Great, with that confirmed from you, we have no pending bugs in this
area.

--
Jens Axboe

2011-04-22 20:30:48

by Hugh Dickins

[permalink] [raw]
Subject: Re: 2.6.39-rc4 BUG: unable to handle kernel NULL pointer dereference at 0000000c IP: cfq_insert_request+0x1d/0x3f5

On Fri, Apr 22, 2011 at 4:35 AM, Jens Axboe <[email protected]> wrote:
> On 2011-04-22 09:00, Michal Hocko wrote:
>> On Thu 21-04-11 21:00:26, Jens Axboe wrote:
>>> On 2011-04-21 20:51, Michal Hocko wrote:
>>>> On Thu 21-04-11 07:38:57, Linus Torvalds wrote:
>>>>> On Thu, Apr 21, 2011 at 12:25 AM, Jens Axboe <[email protected]> wrote:
>>>>>>>
>>>>>>> I am going to bisect, let's see if I can find anything.
>>>>>>
>>>>>> Thanks, that would be great!
>>>>>
>>>>> I'd expect it to be very timing-dependent, and thus could easily be
>>>>> triggered (or hidden) by unrelated changes.
>>>>>
>>>>> Just happening to have a request added to the elevator at _just_ the
>>>>> same moment that another CPU is changing it and getting rid of the
>>>>> data structures for the old one.
>>>>
>>>> And it really looks like a timing issue.

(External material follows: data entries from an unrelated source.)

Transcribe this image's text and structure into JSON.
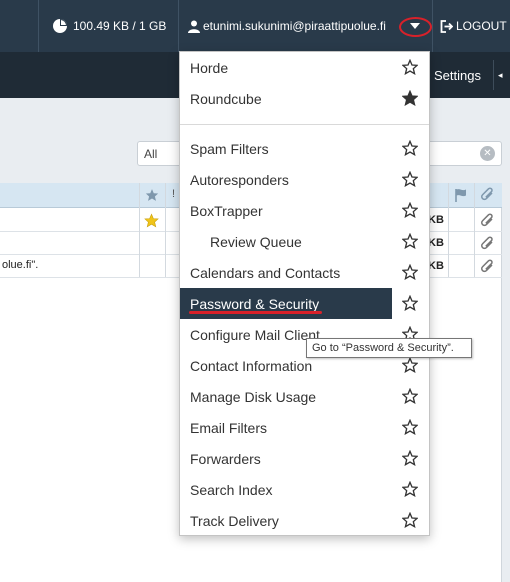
{
  "topbar": {
    "disk_usage": "100.49 KB / 1 GB",
    "user_email": "etunimi.sukunimi@piraattipuolue.fi",
    "logout_label": "LOGOUT",
    "icons": {
      "disk": "pie-chart-icon",
      "user": "user-icon",
      "caret": "caret-down-icon",
      "logout": "logout-icon"
    },
    "highlight_color": "#d8212a"
  },
  "navbar": {
    "settings_label": "Settings"
  },
  "mailbox": {
    "filter_value": "All",
    "header_star": "star-icon",
    "rows": [
      {
        "snippet": "",
        "size_unit": "KB",
        "starred": true
      },
      {
        "snippet": "",
        "size_unit": "KB",
        "starred": false
      },
      {
        "snippet": "olue.fi\".",
        "size_unit": "KB",
        "starred": false
      }
    ]
  },
  "menu": {
    "webmail": [
      {
        "label": "Horde",
        "favorite": false
      },
      {
        "label": "Roundcube",
        "favorite": true
      }
    ],
    "tools": [
      {
        "label": "Spam Filters"
      },
      {
        "label": "Autoresponders"
      },
      {
        "label": "BoxTrapper"
      },
      {
        "label": "Review Queue"
      },
      {
        "label": "Calendars and Contacts"
      },
      {
        "label": "Password & Security"
      },
      {
        "label": "Configure Mail Client"
      },
      {
        "label": "Contact Information"
      },
      {
        "label": "Manage Disk Usage"
      },
      {
        "label": "Email Filters"
      },
      {
        "label": "Forwarders"
      },
      {
        "label": "Search Index"
      },
      {
        "label": "Track Delivery"
      }
    ],
    "active_item": "Password & Security",
    "active_bg": "#293a4a"
  },
  "tooltip": {
    "text": "Go to “Password & Security”."
  }
}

I have bisected down to
>>>> e710d7d5a9cab1041b7a3cf9e655b75d92786857. I had to skip[1] some commits
>>>> due to compile errors [2].
>>>> At first it looked quite promising because I was able to boot after I
>>>> reverted that patch but then I have tried to revert it on top of rc4
>>>> (2f666bcf757cb72549f360ef6da02f03620a48b6) and saw the same problem
>>>> again.
>>>>
>>>> So I do not think that bisecting will help here.
>>>
>>> It will be timing dependent. If there's no allocated IO requests when
>>> the switch happens, it'll work.
>>>
>>> But the commit that caused this regression is 5e84ea3a. If you revert
>>> that, it should work fine. Or just apply the patch I sent (or update to
>>> Linus' tree, it's in now) and it'll work as well.
>>
>> Great. I can boot just fine with the current Linus tree
>> (2.6.39-rc4-00149-g91e8549).
>>
>> Thanks a lot!
>
> Great, with that confirmed from you, we have no pending bugs in this
> area.

Yes, I booted up last night's git kernel on the PowerPC G5, and
confirm that CONFIG_IDE=y worked with that, whereas rc4 still had the
hang (even with CONFIG_SMP=y CONFIG_PREEMPT=y).

Hugh